Por
Eduardo Tucci
Cuanta emoción concentrada detrás de cada acelerada de los monstruos de la Fórmula Uno, la principal categoría del automovilismo mundial con más de sesenta años de vigencia, y cuantos ídolos dando clase de manejo en los principales trazados del mundo a velocidades extremas nos devuelve una historia plagada de episodios notables. La F1, un circo único e irrepetible, tiene nuevo dueño y se apresta a iniciar una etapa más afín a los tiempos que corren.
El grupo estadounidense de medios y entretenimientos, Liberty Media, llegó a un acuerdo de adquisición con CVC Capital Partners, el anterior accionista principal de la categoría reina del motor. La venta se cerró por una suma de 4.400 millones de dólares a los que deben añadirse la asunción de deudas por un monto similar: o sea, que en total, el valor de la Fórmula Uno fue estimado en unos 8.000 millones.
El que no se moverá de su cargo será el “Jefe” histórico de la categoría, Bernie Ecclestone que seguirá como director de la categoría mientras que el empresario norteamericano Chase Carey será el presidente del grupo. “Berni”, un histórico en el mundo de “la máxima”, dirige la competición desde finales de los años 70 al adquirir los derechos televisivos y comerciales de las pruebas. Cuando CVC compró la Fórmula 1 en 2006, la empresa de inversión designó al británico como jefe de la categoría top del deporte fierrero y todo se hizo a su voluntad en los últimos 40 años.
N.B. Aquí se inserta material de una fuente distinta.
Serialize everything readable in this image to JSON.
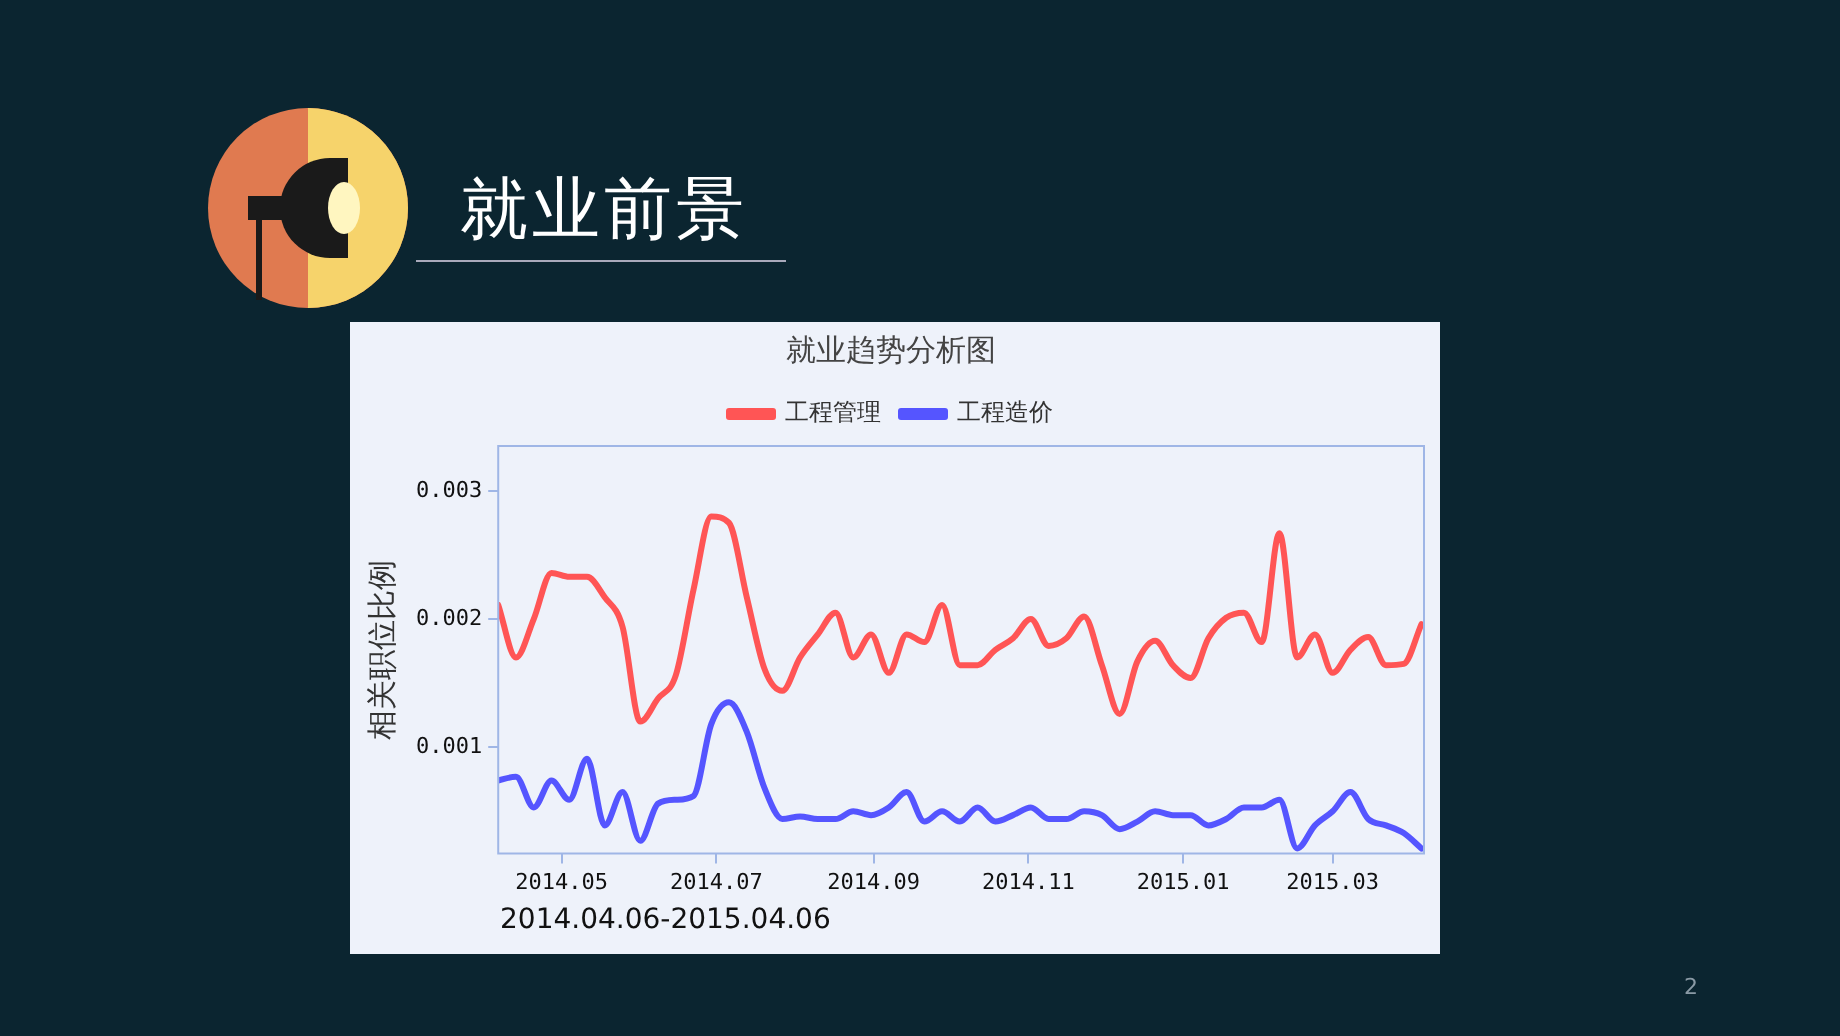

¿Y qué buscan imponer los nuevos propietarios de la F1? Fundamentalmente pegar el crecimiento de la categoría a las nuevas tecnologías, ya sea a través de juegos o la realidad virtual. “La tecnología alrededor del deporte es lo máximo y el interés en las capacidades de estas máquinas es increíble”, aseguró Carey, uno de los responsables de los nuevos planes, a poco de concretarse la millonaria operación.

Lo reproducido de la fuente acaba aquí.